After the harshest winter in decades, the Balkans region in the south east of Europe is now facing its hottest summer and the worst drought across the area in nearly 40 years.
Wildfires are destroying forests, rivers are being reduced to a trickle, crops are wilting on the scorched farmland and electricity supplies are running low.
The record-setting average temperatures - which have been steadily rising for years because of global warming, according to scientists - have ravaged crops, vegetables, fruit, and power production in a region that already is badly hit by the global economic crisis.
This year, farmers all over the Balkans are turning to the heavens for help. "This is lost," Ljubisav Tomic, a Serbian farmer said, pointing to his corn field, yellow and dried out with cracks in the soil. "Only God can help us, only heaven can save us."
Adding to the troubles are dozens of wildfires, also fuelled by the extreme heat. Blazes have destroyed hundreds of acres of forests and bush in Bosnia, Serbia, Croatia and Montenegro. Some of the fires raging on the border between Serbia and Kosovo are beyond control because of minefields left over from the war over the former Serbian province in 1999.

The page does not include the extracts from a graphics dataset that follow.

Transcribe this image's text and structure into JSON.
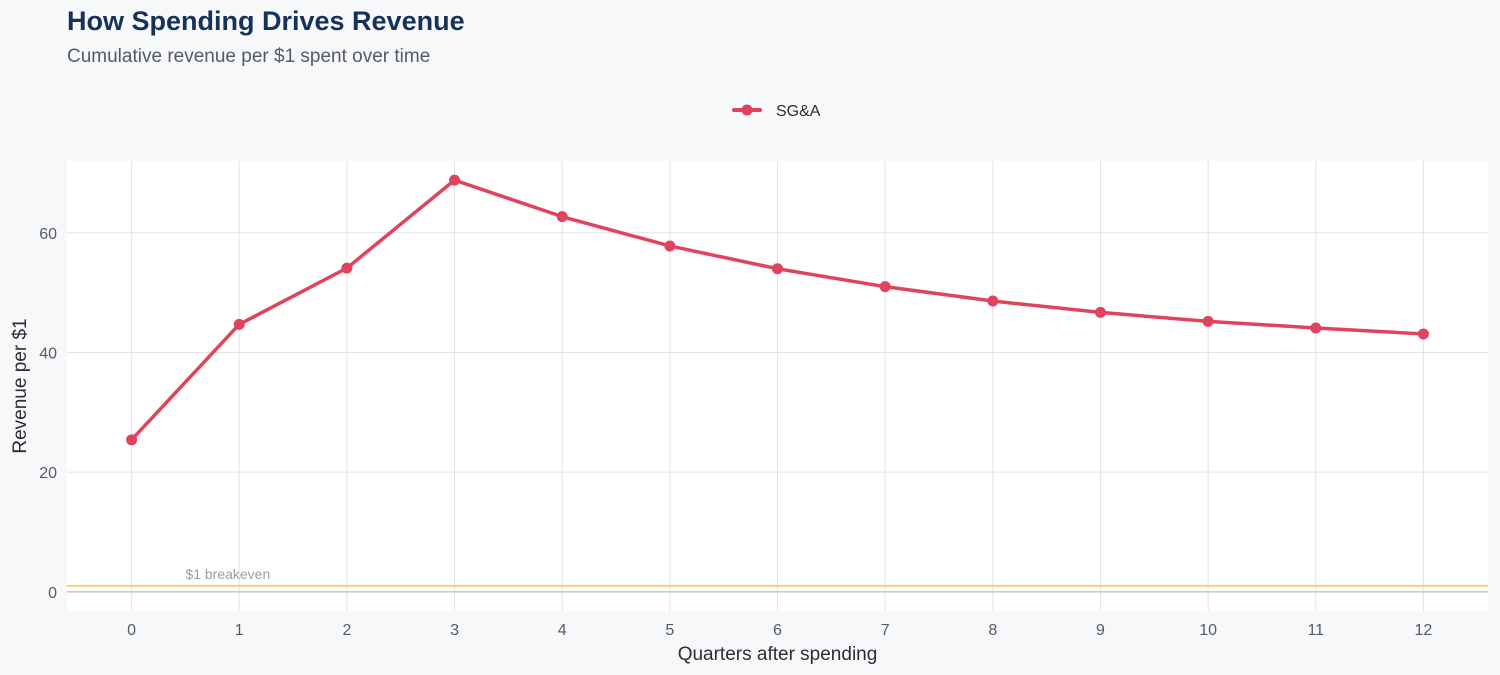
{
  "title": "How Spending Drives Revenue",
  "subtitle": "Cumulative revenue per $1 spent over time",
  "colors": {
    "series": "#e0435d",
    "breakeven": "#f6d27a",
    "grid": "#e3e4e6",
    "zero_line": "#c9cacc",
    "panel": "#ffffff",
    "background": "#f7f8fa"
  },
  "chart_data": {
    "type": "line",
    "xlabel": "Quarters after spending",
    "ylabel": "Revenue per $1",
    "x": [
      0,
      1,
      2,
      3,
      4,
      5,
      6,
      7,
      8,
      9,
      10,
      11,
      12
    ],
    "xticks": [
      "0",
      "1",
      "2",
      "3",
      "4",
      "5",
      "6",
      "7",
      "8",
      "9",
      "10",
      "11",
      "12"
    ],
    "yticks": [
      "0",
      "20",
      "40",
      "60"
    ],
    "ytick_values": [
      0,
      20,
      40,
      60
    ],
    "xlim": [
      -0.6,
      12.6
    ],
    "ylim": [
      -3.2,
      72
    ],
    "series": [
      {
        "name": "SG&A",
        "values": [
          25.4,
          44.7,
          54.1,
          68.8,
          62.7,
          57.8,
          54.0,
          51.0,
          48.6,
          46.7,
          45.2,
          44.1,
          43.1
        ]
      }
    ],
    "reference_line": {
      "y": 1,
      "label": "$1 breakeven"
    },
    "legend": {
      "position": "top"
    },
    "grid": true
  }
}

Potato crops and corn farms are among the worst hit by the drought as irrigation systems in the former Yugoslavia, built under communism, remain clogged and out of date, leaving most of the farmland at nature's mercy.

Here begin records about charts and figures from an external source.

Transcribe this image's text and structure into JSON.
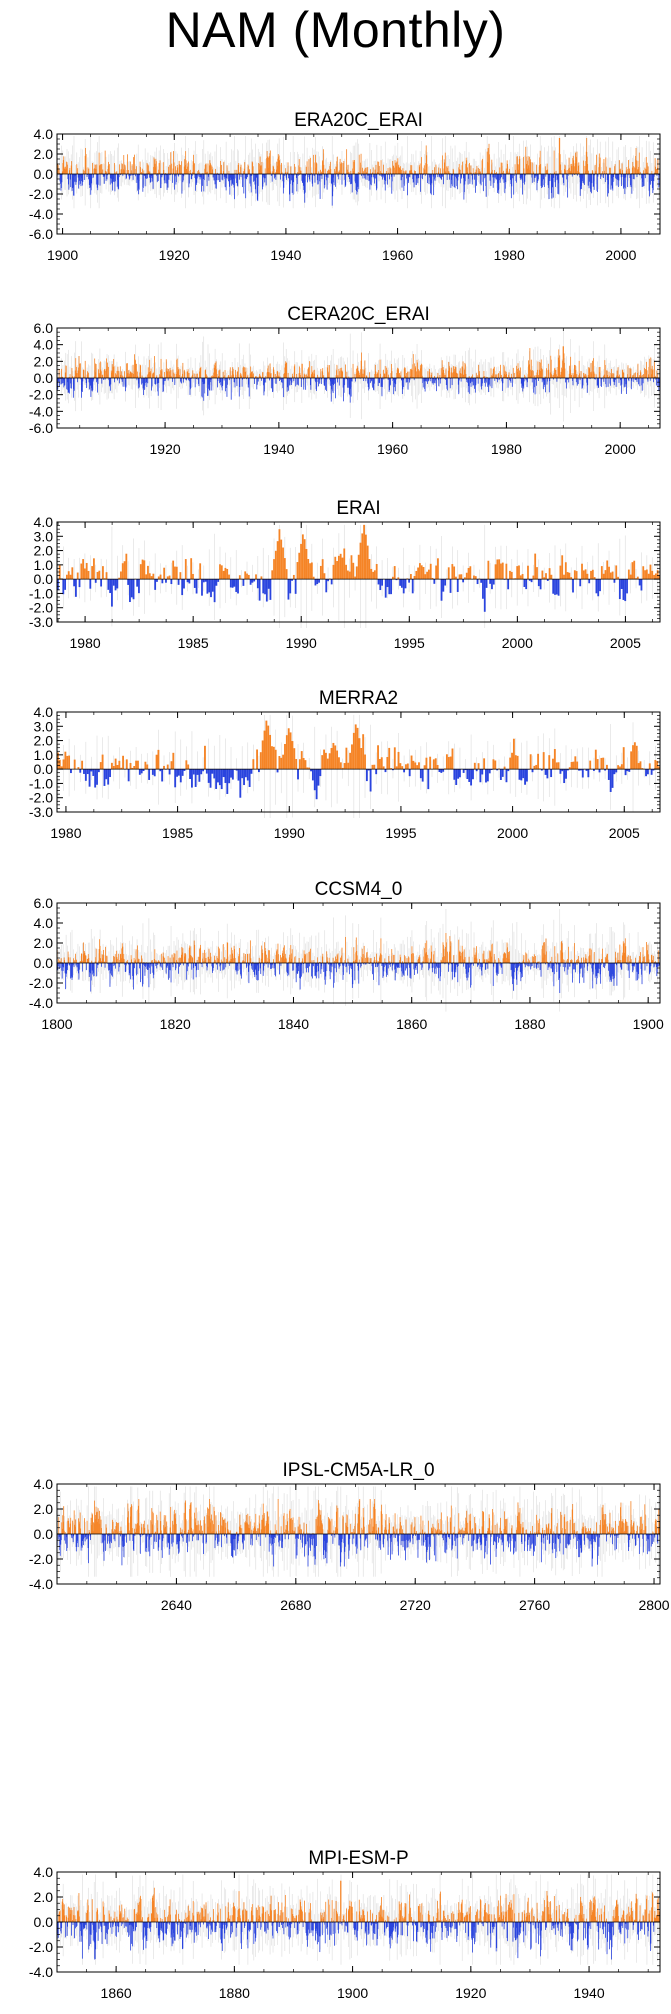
{
  "title": "NAM (Monthly)",
  "colors": {
    "positive": "#f58426",
    "negative": "#2a44de",
    "variance": "#bfbfbf",
    "axis": "#000000"
  },
  "chart_data": [
    {
      "type": "bar",
      "title": "ERA20C_ERAI",
      "ylim": [
        -6,
        4
      ],
      "yticks": [
        "4.0",
        "2.0",
        "0.0",
        "-2.0",
        "-4.0",
        "-6.0"
      ],
      "ytick_values": [
        4,
        2,
        0,
        -2,
        -4,
        -6
      ],
      "xlim": [
        1899,
        2007
      ],
      "xticks": [
        1900,
        1920,
        1940,
        1960,
        1980,
        2000
      ],
      "samples_per_unit": 12,
      "amplitude": 0.9,
      "max_abs": 3.6,
      "min_value": -4.8,
      "peak_year": 1989,
      "seed": 11
    },
    {
      "type": "bar",
      "title": "CERA20C_ERAI",
      "ylim": [
        -6,
        6
      ],
      "yticks": [
        "6.0",
        "4.0",
        "2.0",
        "0.0",
        "-2.0",
        "-4.0",
        "-6.0"
      ],
      "ytick_values": [
        6,
        4,
        2,
        0,
        -2,
        -4,
        -6
      ],
      "xlim": [
        1901,
        2007
      ],
      "xticks": [
        1920,
        1940,
        1960,
        1980,
        2000
      ],
      "samples_per_unit": 12,
      "amplitude": 0.9,
      "max_abs": 3.8,
      "min_value": -4.2,
      "peak_year": 1990,
      "seed": 23
    },
    {
      "type": "bar",
      "title": "ERAI",
      "ylim": [
        -3,
        4
      ],
      "yticks": [
        "4.0",
        "3.0",
        "2.0",
        "1.0",
        "0.0",
        "-1.0",
        "-2.0",
        "-3.0"
      ],
      "ytick_values": [
        4,
        3,
        2,
        1,
        0,
        -1,
        -2,
        -3
      ],
      "xlim": [
        1978.7,
        2006.6
      ],
      "xticks": [
        1980,
        1985,
        1990,
        1995,
        2000,
        2005
      ],
      "samples_per_unit": 12,
      "amplitude": 0.7,
      "max_abs": 3.8,
      "min_value": -2.3,
      "peaks": [
        [
          1989.0,
          3.4
        ],
        [
          1990.1,
          3.2
        ],
        [
          1992.9,
          3.9
        ],
        [
          1991.8,
          1.8
        ]
      ],
      "seed": 37
    },
    {
      "type": "bar",
      "title": "MERRA2",
      "ylim": [
        -3,
        4
      ],
      "yticks": [
        "4.0",
        "3.0",
        "2.0",
        "1.0",
        "0.0",
        "-1.0",
        "-2.0",
        "-3.0"
      ],
      "ytick_values": [
        4,
        3,
        2,
        1,
        0,
        -1,
        -2,
        -3
      ],
      "xlim": [
        1979.6,
        2006.6
      ],
      "xticks": [
        1980,
        1985,
        1990,
        1995,
        2000,
        2005
      ],
      "samples_per_unit": 12,
      "amplitude": 0.7,
      "max_abs": 3.6,
      "min_value": -2.6,
      "peaks": [
        [
          1989.0,
          3.5
        ],
        [
          1990.0,
          3.0
        ],
        [
          1993.0,
          3.3
        ],
        [
          1992.0,
          1.8
        ]
      ],
      "seed": 41
    },
    {
      "type": "bar",
      "title": "CCSM4_0",
      "ylim": [
        -4,
        6
      ],
      "yticks": [
        "6.0",
        "4.0",
        "2.0",
        "0.0",
        "-2.0",
        "-4.0"
      ],
      "ytick_values": [
        6,
        4,
        2,
        0,
        -2,
        -4
      ],
      "xlim": [
        1800,
        1902
      ],
      "xticks": [
        1800,
        1820,
        1840,
        1860,
        1880,
        1900
      ],
      "samples_per_unit": 12,
      "amplitude": 0.9,
      "max_abs": 3.0,
      "min_value": -3.0,
      "seed": 53
    },
    {
      "type": "bar",
      "title": "IPSL-CM5A-LR_0",
      "ylim": [
        -4,
        4
      ],
      "yticks": [
        "4.0",
        "2.0",
        "0.0",
        "-2.0",
        "-4.0"
      ],
      "ytick_values": [
        4,
        2,
        0,
        -2,
        -4
      ],
      "xlim": [
        2600,
        2802
      ],
      "xticks": [
        2640,
        2680,
        2720,
        2760,
        2800
      ],
      "samples_per_unit": 6,
      "amplitude": 0.9,
      "max_abs": 2.8,
      "min_value": -2.6,
      "seed": 67
    },
    {
      "type": "bar",
      "title": "MPI-ESM-P",
      "ylim": [
        -4,
        4
      ],
      "yticks": [
        "4.0",
        "2.0",
        "0.0",
        "-2.0",
        "-4.0"
      ],
      "ytick_values": [
        4,
        2,
        0,
        -2,
        -4
      ],
      "xlim": [
        1850,
        1952
      ],
      "xticks": [
        1860,
        1880,
        1900,
        1920,
        1940
      ],
      "samples_per_unit": 12,
      "amplitude": 0.9,
      "max_abs": 3.3,
      "min_value": -3.0,
      "peak_year": 1898,
      "seed": 79
    }
  ]
}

The drought in the Balkans is being compared to a similar disaster now under way in the United States, with the economies such as Russia likely to profit by exporting food, wheat and other crops to the Balkan states.
Because of the drought's effect on livestock, analysts forecast a sharp increase in the retail price of meat and milk, adding to the hardship of one of Europe's poorest regions. "This year's damage from drought is 30-80%, in some areas even100 %," Tihomir Jakovina, Croatia's agriculture minister, said during a tour this week of his country's eastern farmlands.
In Serbia, the agriculture ministry said the corn and soya harvest - the country's main export items - will be halved compared to last year, triggering losses of more than one billion US dollars (£629 million). In Bosnia, the heat has destroyed almost 70% of vegetables and corn, said Sead Jelec, an official at the Association of Agriculture Producers.